DISCOVER: 5 questions state and local agencies can ask about AI.

Meanwhile, domain-agnostic AIOps models are general-purpose tools that can solve problems in multiple domains across an IT environment. Domain-agnostic solutions can help IT teams manage all aspects of their IT operations, albeit with less specificity in any particular domain than a domain-centric solution would offer.

Implementing the right AIOps solutions is a matter of determining your organization’s specific needs. As IBM says, the journey is different for every organization, but IT leaders should ensure that the AIOps tools they use have features pertaining to observability, predictive analytics and proactive response.”

What Are Common Misconceptions About AIOps?

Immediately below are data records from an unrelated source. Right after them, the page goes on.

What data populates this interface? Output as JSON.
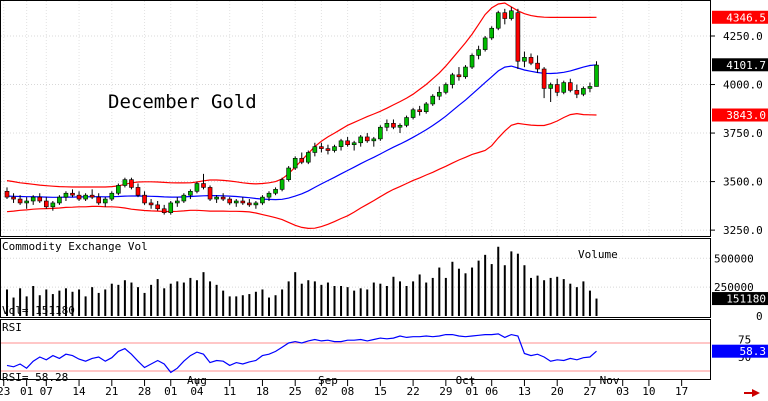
{
  "chart_data": {
    "type": "candlestick",
    "title": "December Gold",
    "price_panel": {
      "ylim": [
        3230,
        4420
      ],
      "y_ticks": [
        {
          "value": 4250,
          "label": "4250.0"
        },
        {
          "value": 4000,
          "label": "4000.0"
        },
        {
          "value": 3750,
          "label": "3750.0"
        },
        {
          "value": 3500,
          "label": "3500.0"
        },
        {
          "value": 3250,
          "label": "3250.0"
        }
      ],
      "tags": [
        {
          "value": 4346.5,
          "label": "4346.5",
          "color": "#ff0000",
          "text_color": "#ffffff"
        },
        {
          "value": 4101.7,
          "label": "4101.7",
          "color": "#000000",
          "text_color": "#ffffff"
        },
        {
          "value": 3843.0,
          "label": "3843.0",
          "color": "#ff0000",
          "text_color": "#ffffff"
        }
      ],
      "candles": [
        [
          3450,
          3470,
          3410,
          3420
        ],
        [
          3420,
          3440,
          3390,
          3410
        ],
        [
          3410,
          3430,
          3380,
          3390
        ],
        [
          3390,
          3420,
          3360,
          3400
        ],
        [
          3400,
          3430,
          3380,
          3420
        ],
        [
          3420,
          3440,
          3390,
          3400
        ],
        [
          3400,
          3420,
          3360,
          3370
        ],
        [
          3370,
          3400,
          3350,
          3390
        ],
        [
          3390,
          3430,
          3380,
          3420
        ],
        [
          3420,
          3450,
          3400,
          3440
        ],
        [
          3440,
          3460,
          3420,
          3430
        ],
        [
          3430,
          3450,
          3400,
          3410
        ],
        [
          3410,
          3440,
          3400,
          3430
        ],
        [
          3430,
          3460,
          3410,
          3420
        ],
        [
          3420,
          3440,
          3380,
          3390
        ],
        [
          3390,
          3420,
          3370,
          3410
        ],
        [
          3410,
          3450,
          3400,
          3440
        ],
        [
          3440,
          3490,
          3430,
          3480
        ],
        [
          3480,
          3520,
          3470,
          3510
        ],
        [
          3510,
          3520,
          3460,
          3470
        ],
        [
          3470,
          3490,
          3420,
          3430
        ],
        [
          3430,
          3450,
          3380,
          3390
        ],
        [
          3390,
          3410,
          3360,
          3380
        ],
        [
          3380,
          3400,
          3350,
          3360
        ],
        [
          3360,
          3380,
          3330,
          3340
        ],
        [
          3340,
          3400,
          3330,
          3390
        ],
        [
          3390,
          3420,
          3370,
          3400
        ],
        [
          3400,
          3440,
          3390,
          3430
        ],
        [
          3430,
          3460,
          3410,
          3450
        ],
        [
          3450,
          3500,
          3440,
          3490
        ],
        [
          3490,
          3540,
          3460,
          3470
        ],
        [
          3470,
          3480,
          3400,
          3410
        ],
        [
          3410,
          3430,
          3390,
          3420
        ],
        [
          3420,
          3440,
          3400,
          3410
        ],
        [
          3410,
          3420,
          3380,
          3390
        ],
        [
          3390,
          3410,
          3370,
          3400
        ],
        [
          3400,
          3420,
          3380,
          3390
        ],
        [
          3390,
          3410,
          3370,
          3380
        ],
        [
          3380,
          3400,
          3360,
          3390
        ],
        [
          3390,
          3430,
          3380,
          3420
        ],
        [
          3420,
          3450,
          3400,
          3440
        ],
        [
          3440,
          3470,
          3430,
          3460
        ],
        [
          3460,
          3520,
          3450,
          3510
        ],
        [
          3510,
          3580,
          3500,
          3570
        ],
        [
          3570,
          3630,
          3560,
          3620
        ],
        [
          3620,
          3650,
          3590,
          3600
        ],
        [
          3600,
          3660,
          3590,
          3650
        ],
        [
          3650,
          3700,
          3630,
          3680
        ],
        [
          3680,
          3700,
          3650,
          3670
        ],
        [
          3670,
          3690,
          3640,
          3660
        ],
        [
          3660,
          3690,
          3650,
          3680
        ],
        [
          3680,
          3720,
          3660,
          3710
        ],
        [
          3710,
          3730,
          3680,
          3690
        ],
        [
          3690,
          3710,
          3660,
          3700
        ],
        [
          3700,
          3740,
          3680,
          3730
        ],
        [
          3730,
          3750,
          3700,
          3710
        ],
        [
          3710,
          3730,
          3680,
          3720
        ],
        [
          3720,
          3790,
          3710,
          3780
        ],
        [
          3780,
          3820,
          3760,
          3800
        ],
        [
          3800,
          3820,
          3770,
          3780
        ],
        [
          3780,
          3800,
          3750,
          3790
        ],
        [
          3790,
          3840,
          3780,
          3830
        ],
        [
          3830,
          3880,
          3820,
          3870
        ],
        [
          3870,
          3890,
          3840,
          3860
        ],
        [
          3860,
          3910,
          3850,
          3900
        ],
        [
          3900,
          3950,
          3890,
          3940
        ],
        [
          3940,
          3990,
          3920,
          3960
        ],
        [
          3960,
          4010,
          3950,
          4000
        ],
        [
          4000,
          4060,
          3980,
          4050
        ],
        [
          4050,
          4090,
          4020,
          4040
        ],
        [
          4040,
          4100,
          4030,
          4090
        ],
        [
          4090,
          4160,
          4080,
          4150
        ],
        [
          4150,
          4200,
          4130,
          4180
        ],
        [
          4180,
          4250,
          4170,
          4240
        ],
        [
          4240,
          4300,
          4230,
          4290
        ],
        [
          4290,
          4380,
          4280,
          4370
        ],
        [
          4370,
          4390,
          4310,
          4340
        ],
        [
          4340,
          4400,
          4330,
          4380
        ],
        [
          4370,
          4390,
          4080,
          4120
        ],
        [
          4120,
          4170,
          4090,
          4140
        ],
        [
          4140,
          4160,
          4100,
          4110
        ],
        [
          4110,
          4150,
          4060,
          4080
        ],
        [
          4080,
          4090,
          3930,
          3980
        ],
        [
          3980,
          4010,
          3910,
          4000
        ],
        [
          4000,
          4030,
          3940,
          3960
        ],
        [
          3960,
          4020,
          3950,
          4010
        ],
        [
          4010,
          4030,
          3960,
          3970
        ],
        [
          3970,
          4000,
          3930,
          3950
        ],
        [
          3950,
          3990,
          3940,
          3980
        ],
        [
          3980,
          4010,
          3960,
          3990
        ],
        [
          3990,
          4120,
          3990,
          4100
        ]
      ],
      "sma": [
        3425,
        3424,
        3423,
        3422,
        3422,
        3421,
        3420,
        3419,
        3419,
        3420,
        3420,
        3421,
        3421,
        3422,
        3422,
        3421,
        3422,
        3423,
        3425,
        3426,
        3426,
        3425,
        3424,
        3423,
        3421,
        3420,
        3420,
        3421,
        3423,
        3425,
        3427,
        3428,
        3428,
        3427,
        3425,
        3423,
        3420,
        3417,
        3413,
        3410,
        3408,
        3407,
        3409,
        3415,
        3425,
        3437,
        3452,
        3470,
        3488,
        3505,
        3522,
        3540,
        3557,
        3574,
        3592,
        3609,
        3625,
        3642,
        3660,
        3677,
        3693,
        3710,
        3728,
        3747,
        3767,
        3789,
        3812,
        3837,
        3865,
        3893,
        3920,
        3950,
        3980,
        4010,
        4040,
        4070,
        4090,
        4095,
        4085,
        4075,
        4068,
        4062,
        4058,
        4057,
        4059,
        4063,
        4070,
        4080,
        4090,
        4098,
        4101.7
      ],
      "upper_band": [
        3505,
        3500,
        3494,
        3490,
        3486,
        3482,
        3479,
        3476,
        3474,
        3473,
        3472,
        3472,
        3472,
        3472,
        3472,
        3472,
        3474,
        3478,
        3486,
        3494,
        3498,
        3499,
        3499,
        3498,
        3496,
        3494,
        3493,
        3493,
        3494,
        3498,
        3504,
        3508,
        3508,
        3506,
        3503,
        3499,
        3494,
        3490,
        3488,
        3490,
        3494,
        3500,
        3514,
        3540,
        3575,
        3610,
        3645,
        3680,
        3708,
        3730,
        3750,
        3770,
        3790,
        3805,
        3820,
        3835,
        3848,
        3862,
        3878,
        3895,
        3912,
        3930,
        3950,
        3975,
        4000,
        4030,
        4060,
        4095,
        4135,
        4175,
        4215,
        4260,
        4310,
        4360,
        4395,
        4415,
        4420,
        4400,
        4380,
        4365,
        4355,
        4350,
        4347,
        4346,
        4346,
        4346,
        4346,
        4346,
        4346,
        4346,
        4346.5
      ],
      "lower_band": [
        3345,
        3348,
        3352,
        3354,
        3358,
        3360,
        3361,
        3362,
        3364,
        3367,
        3368,
        3370,
        3370,
        3372,
        3372,
        3370,
        3370,
        3368,
        3364,
        3358,
        3354,
        3351,
        3349,
        3348,
        3346,
        3346,
        3347,
        3349,
        3352,
        3352,
        3350,
        3348,
        3348,
        3348,
        3347,
        3347,
        3346,
        3344,
        3338,
        3330,
        3322,
        3314,
        3304,
        3290,
        3275,
        3264,
        3259,
        3260,
        3268,
        3280,
        3294,
        3310,
        3324,
        3343,
        3364,
        3383,
        3402,
        3422,
        3442,
        3460,
        3474,
        3490,
        3506,
        3519,
        3534,
        3548,
        3564,
        3579,
        3595,
        3611,
        3625,
        3640,
        3650,
        3660,
        3685,
        3725,
        3760,
        3790,
        3800,
        3795,
        3791,
        3789,
        3789,
        3798,
        3812,
        3830,
        3845,
        3850,
        3845,
        3844,
        3843.0
      ]
    },
    "volume_panel": {
      "label": "Commodity Exchange Vol",
      "series_label": "Volume",
      "ylim": [
        0,
        650000
      ],
      "y_ticks": [
        {
          "value": 500000,
          "label": "500000"
        },
        {
          "value": 250000,
          "label": "250000"
        },
        {
          "value": 0,
          "label": "0"
        }
      ],
      "readout": "Vol=   151180",
      "tag": {
        "value": 151180,
        "label": "151180",
        "color": "#000000",
        "text_color": "#ffffff"
      },
      "values": [
        230000,
        160000,
        240000,
        170000,
        260000,
        180000,
        230000,
        190000,
        220000,
        240000,
        210000,
        230000,
        170000,
        250000,
        200000,
        230000,
        280000,
        270000,
        310000,
        290000,
        250000,
        200000,
        270000,
        320000,
        240000,
        280000,
        300000,
        290000,
        330000,
        310000,
        380000,
        300000,
        270000,
        220000,
        170000,
        170000,
        180000,
        190000,
        210000,
        230000,
        160000,
        180000,
        230000,
        300000,
        380000,
        280000,
        310000,
        300000,
        270000,
        290000,
        260000,
        260000,
        250000,
        220000,
        240000,
        230000,
        290000,
        280000,
        260000,
        340000,
        300000,
        260000,
        300000,
        360000,
        290000,
        330000,
        420000,
        330000,
        470000,
        410000,
        370000,
        420000,
        480000,
        530000,
        450000,
        600000,
        440000,
        560000,
        540000,
        440000,
        330000,
        350000,
        310000,
        330000,
        340000,
        320000,
        280000,
        250000,
        300000,
        220000,
        151180
      ]
    },
    "rsi_panel": {
      "label": "RSI",
      "ylim": [
        20,
        100
      ],
      "y_ticks": [
        {
          "value": 75,
          "label": "75"
        },
        {
          "value": 50,
          "label": "50"
        }
      ],
      "reference_lines": [
        {
          "value": 70,
          "color": "#ff6a6a"
        },
        {
          "value": 30,
          "color": "#ff6a6a"
        }
      ],
      "readout": "RSI=   58.28",
      "tag": {
        "value": 58.3,
        "label": "58.3",
        "color": "#0000ff",
        "text_color": "#ffffff"
      },
      "values": [
        38,
        36,
        40,
        34,
        44,
        50,
        46,
        52,
        48,
        54,
        52,
        47,
        44,
        48,
        50,
        44,
        49,
        58,
        62,
        54,
        44,
        35,
        40,
        45,
        40,
        28,
        34,
        44,
        52,
        57,
        54,
        42,
        45,
        44,
        38,
        42,
        40,
        43,
        45,
        52,
        54,
        58,
        64,
        70,
        72,
        70,
        73,
        75,
        73,
        74,
        72,
        72,
        74,
        74,
        75,
        73,
        75,
        77,
        76,
        77,
        80,
        78,
        79,
        79,
        80,
        79,
        80,
        82,
        82,
        80,
        79,
        80,
        81,
        82,
        82,
        83,
        78,
        82,
        80,
        55,
        52,
        54,
        50,
        44,
        46,
        45,
        48,
        46,
        49,
        50,
        58.28
      ]
    },
    "x_axis": {
      "labels": [
        {
          "i": -0.5,
          "label": "23"
        },
        {
          "i": 3,
          "label": "01"
        },
        {
          "i": 6,
          "label": "07"
        },
        {
          "i": 11,
          "label": "14"
        },
        {
          "i": 16,
          "label": "21"
        },
        {
          "i": 21,
          "label": "28"
        },
        {
          "i": 25,
          "label": "01"
        },
        {
          "i": 29,
          "label": "04"
        },
        {
          "i": 34,
          "label": "11"
        },
        {
          "i": 39,
          "label": "18"
        },
        {
          "i": 44,
          "label": "25"
        },
        {
          "i": 48,
          "label": "02"
        },
        {
          "i": 52,
          "label": "08"
        },
        {
          "i": 57,
          "label": "15"
        },
        {
          "i": 62,
          "label": "22"
        },
        {
          "i": 67,
          "label": "29"
        },
        {
          "i": 71,
          "label": "01"
        },
        {
          "i": 74,
          "label": "06"
        },
        {
          "i": 79,
          "label": "13"
        },
        {
          "i": 84,
          "label": "20"
        },
        {
          "i": 89,
          "label": "27"
        },
        {
          "i": 94,
          "label": "03"
        },
        {
          "i": 98,
          "label": "10"
        },
        {
          "i": 103,
          "label": "17"
        }
      ],
      "months": [
        {
          "i": 29,
          "label": "Aug"
        },
        {
          "i": 49,
          "label": "Sep"
        },
        {
          "i": 70,
          "label": "Oct"
        },
        {
          "i": 92,
          "label": "Nov"
        }
      ]
    },
    "colors": {
      "up": "#00bb00",
      "down": "#ff0000",
      "sma": "#0000ff",
      "bands": "#ff0000",
      "volume": "#000000",
      "rsi": "#0000ff"
    }
  }
}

With IT automation, there’s speculation that IT professionals will eventually become obsolete. That isn’t a concern, says Childress, and what AIOps really does is free up agents to focus on more important and complex tasks while routine operations are handled automatically. And when new issues arise, it’s IT professionals who need to analyze the situation. AIOps also affords IT teams the time to think more strategically in other areas, such as determining which applications they should build or adopt to drive growth. It’s the position of experts that there’s no substitute for the intelligence and adaptability of human beings.

“AI is hugely valuable, and we’re certainly excited about its uses. Is it going to replace IT? No,” Childress says. “There will always be new issues that come up that we haven’t seen before, that you have to unpack.”